Being ranked first on the card of all five judges at the Ford AQHYA World Championship Show is no small feat, especially when there are 62 horses in your halter class.
But that’s exactly how the first ever performance halter geldings class played out Saturday afternoon when Renee Knowlton and A Texas Revolution took home their gold trophy and world championship buckle.
“It’s incredible, not even gonna lie,” the Ionia, Iowa, youth said. “I bawled the whole victory lap.”
And she took a full lap of the ring, with her horse trotting, or loping at times, beside her.
“We just decided this year when the performance geldings came out that he was placing in the aged geldings last year so it would be a really good idea to go in the performance geldings this year, and it obviously paid off,” she said.
A Texas Revolution has his Register of Merit, which is required to compete in performance halter, in western pleasure, a class Renee tried for the first time last year when she decided to move over to showing from her barrel racing and speed event background.
“It’s different coming into this, but I like it now and I’m not leaving!” she said.
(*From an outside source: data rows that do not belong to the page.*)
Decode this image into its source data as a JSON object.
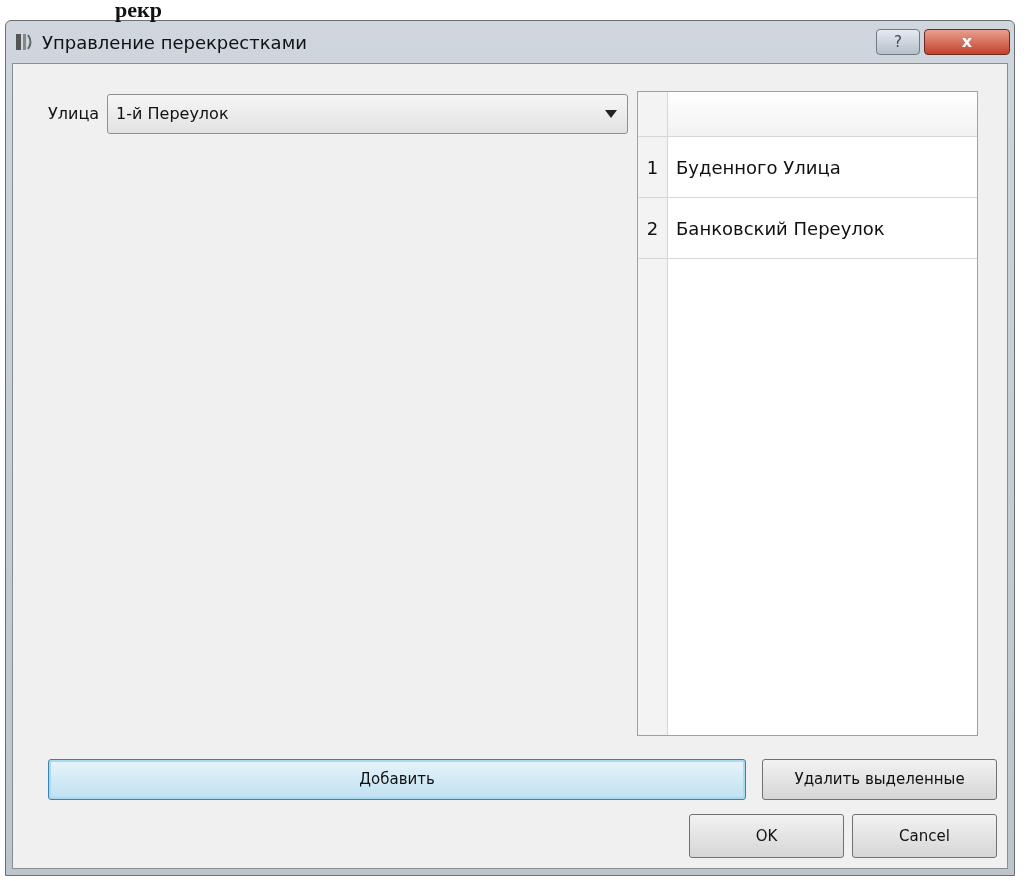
{
  "heading_fragment": "рекр",
  "window": {
    "title": "Управление перекрестками",
    "help_button": "?",
    "close_button": "x"
  },
  "street": {
    "label": "Улица",
    "value": "1-й Переулок"
  },
  "table": {
    "rows": [
      {
        "number": "1",
        "name": "Буденного Улица"
      },
      {
        "number": "2",
        "name": "Банковский Переулок"
      }
    ]
  },
  "buttons": [
    {
      "label": "Добавить",
      "kind": "add",
      "focused": true
    },
    {
      "label": "Удалить выделенные",
      "kind": "remove",
      "focused": false
    }
  ],
  "dialog_buttons": [
    "OK",
    "Cancel"
  ]
}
Renee tried several events this year but came to the Ford Youth World specifically for the performance halter.
“We’ve been trying to get him beefy for this show,” she said. “It’s been real hard to keep weight on him, but he likes to eat, so that helps.”
With a little extra meat on his bones, Renee’s 2002 bay gelding couldn’t be beat by his 61 opponents.
“It felt like we were there for like three hours,” Renee said. “My knees kept locking up.It was very hard to stand there. But my horse likes to go in the pen and blow up and put his ears forward and stretch his neck out, so it was fun, real fun.”